Reading Time: 2 minutes

Times rankings places U of O in lowest ranking to date, 12th overall in Canada

The Times Higher Education (THE) World University Rankings for 2017 were recently published, giving the University of Ottawa its lowest ever performance, between a band of 251-300 out of 980 universities worldwide.

For the fifth year in a row, the U of O has seen a steady drop in its ranking, and this year it has also tied for the 12th place in Canada, down from its previous ranking of 8th in the country.

In 2013, the university achieved a best score of 171. Allan Rock, president of the U of O at the time, called the score “a long way from where we want to be.”

However, the U of O would only fall farther from that target.  Since 2013, the university has received scores of 185, 188, 201-250 and 251-300, respectively.

In the Sept. 26 U of O Board of Governors meeting, president Jacques Frémont said that two other prominent rankings of world universities, Quacquarelli Symonds (QS) and Shanghai, did not show a similar decline in the U of O’s ranking.

Frémont also reported in the meeting that he commissioned Mona Nemer, U of O vice-president of research, to examine the methodology of THE’s rankings and report back.

For one soon-to-be graduate, the news was less than favourable.

Anna Halawa, a fourth-year international management student, said she was disappointed to hear the news. “I had expected (the rank) to either stay the same or improve as I had heard great things about my program.”

As a future alumna, university reputation and pride was also an area of concern.

“Although it wasn’t the most important thing when I started university, it’s more important to me now that I’m graduating,” Halawa explained.

Phil Baty, editor of the Times ranking, told the Ottawa Citizen that with the competitive pressures of up-and-coming universities, especially those in Asia, “universities that merely stand still in their own right will inevitably drop down the rankings.”

The finding raises questions about whether the U of O has stagnated or if it is simply not doing enough comparatively. Baty explained that although the university has seen some improvements in its international outlook score, research and industry income have fallen behind.

This year the university rankings are determined through a set of 13 performance indicators, which are grouped into five weighted areas:

  • teaching (the learning environment), worth 30 per cent
  • research (volume, income, and reputation), worth 30 per cent
  • citations (research influence), worth 30 per cent
  • international outlook (staff, students, and research), worth 7.5 per cent
  • industry income (knowledge transfer), worth 2.5 per cent.  

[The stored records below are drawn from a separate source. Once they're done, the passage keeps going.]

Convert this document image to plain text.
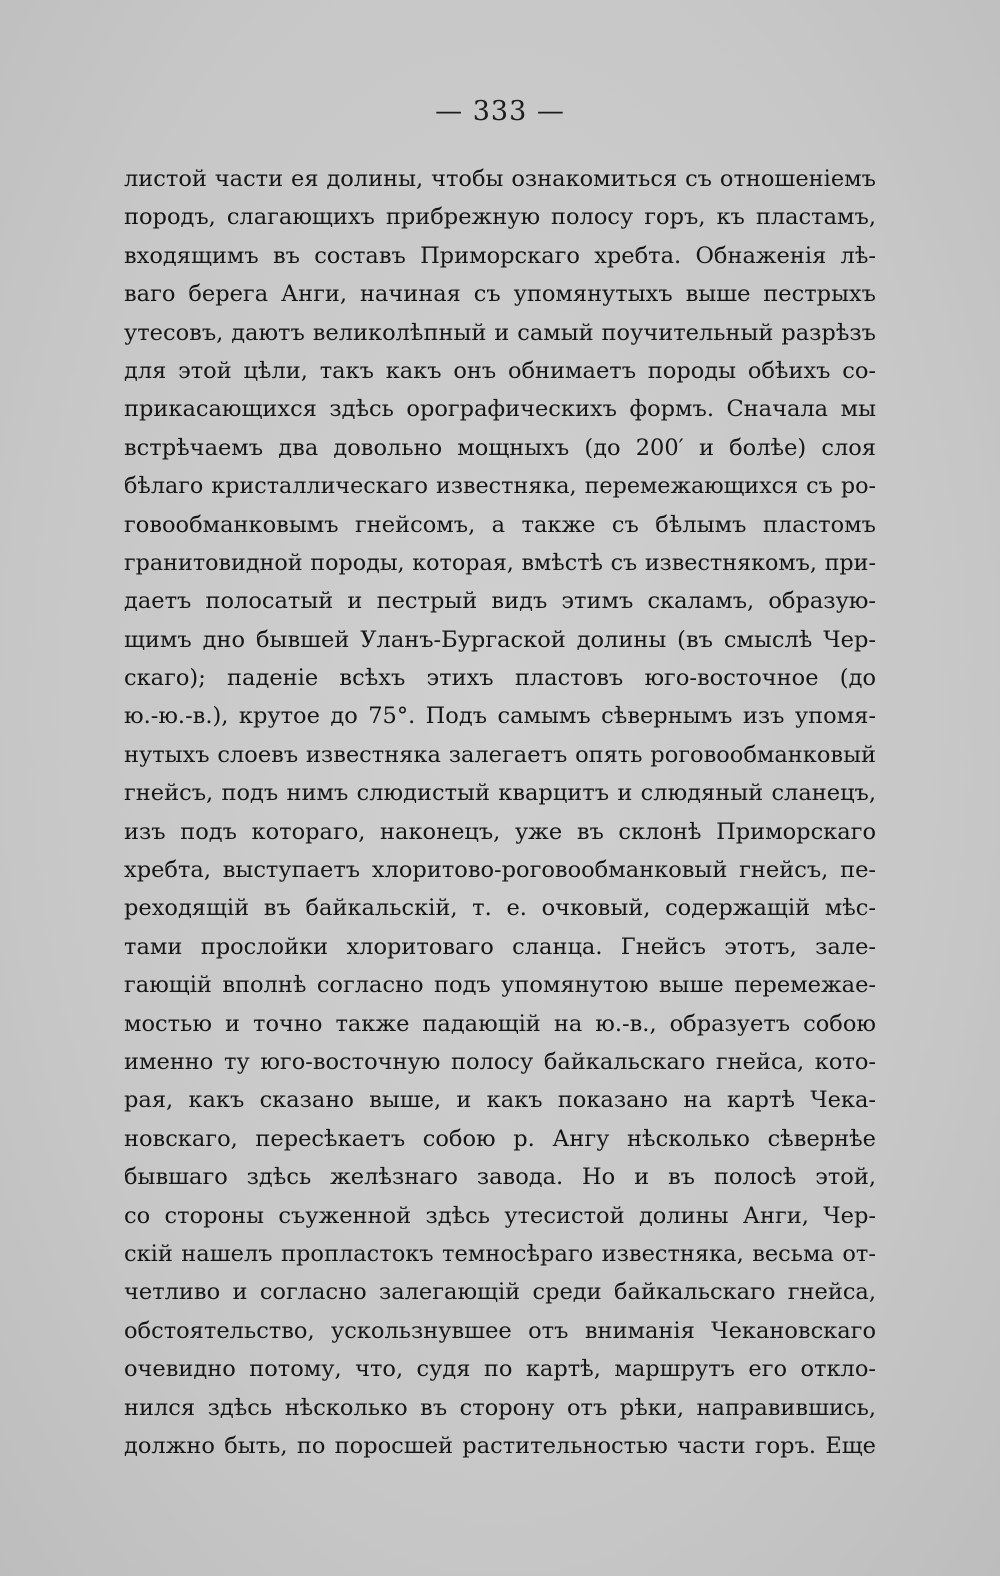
— 333 —
листой части ея долины, чтобы ознакомиться съ отношеніемъ
породъ, слагающихъ прибрежную полосу горъ, къ пластамъ,
входящимъ въ составъ Приморскаго хребта. Обнаженія лѣ-
ваго берега Анги, начиная съ упомянутыхъ выше пестрыхъ
утесовъ, даютъ великолѣпный и самый поучительный разрѣзъ
для этой цѣли, такъ какъ онъ обнимаетъ породы обѣихъ со-
прикасающихся здѣсь орографическихъ формъ. Сначала мы
встрѣчаемъ два довольно мощныхъ (до 200′ и болѣе) слоя
бѣлаго кристаллическаго известняка, перемежающихся съ ро-
говообманковымъ гнейсомъ, а также съ бѣлымъ пластомъ
гранитовидной породы, которая, вмѣстѣ съ известнякомъ, при-
даетъ полосатый и пестрый видъ этимъ скаламъ, образую-
щимъ дно бывшей Уланъ-Бургаской долины (въ смыслѣ Чер-
скаго); паденіе всѣхъ этихъ пластовъ юго-восточное (до
ю.-ю.-в.), крутое до 75°. Подъ самымъ сѣвернымъ изъ упомя-
нутыхъ слоевъ известняка залегаетъ опять роговообманковый
гнейсъ, подъ нимъ слюдистый кварцитъ и слюдяный сланецъ,
изъ подъ котораго, наконецъ, уже въ склонѣ Приморскаго
хребта, выступаетъ хлоритово-роговообманковый гнейсъ, пе-
реходящій въ байкальскій, т. е. очковый, содержащій мѣс-
тами прослойки хлоритоваго сланца. Гнейсъ этотъ, зале-
гающій вполнѣ согласно подъ упомянутою выше перемежае-
мостью и точно также падающій на ю.-в., образуетъ собою
именно ту юго-восточную полосу байкальскаго гнейса, кото-
рая, какъ сказано выше, и какъ показано на картѣ Чека-
новскаго, пересѣкаетъ собою р. Ангу нѣсколько сѣвернѣе
бывшаго здѣсь желѣзнаго завода. Но и въ полосѣ этой,
со стороны съуженной здѣсь утесистой долины Анги, Чер-
скій нашелъ пропластокъ темносѣраго известняка, весьма от-
четливо и согласно залегающій среди байкальскаго гнейса,
обстоятельство, ускользнувшее отъ вниманія Чекановскаго
очевидно потому, что, судя по картѣ, маршрутъ его откло-
нился здѣсь нѣсколько въ сторону отъ рѣки, направившись,
должно быть, по поросшей растительностью части горъ. Еще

Despite these criteria, Halawa believes that the grading system is skewed unfairly for the U of O.

“The things that make the university merit a higher ranking are the reasons why I chose to attend the university four years ago. For example, the French Immersion and co-op programs are unique and cool things that should be of more weight.”

Noticeably missing from the criterion is the student experience, which first-year economics student, Priston Monteiro, says has been positive.

“I love the school so far. The school work is reasonable and there is a lot of opportunity for extra-curricular involvement and school spirit … I didn’t think the ranking was a big deal when I made my decision.”

There is some solace for U of O students given its ranking in comparison to that of Carleton University, which currently sits in the band of 501-600.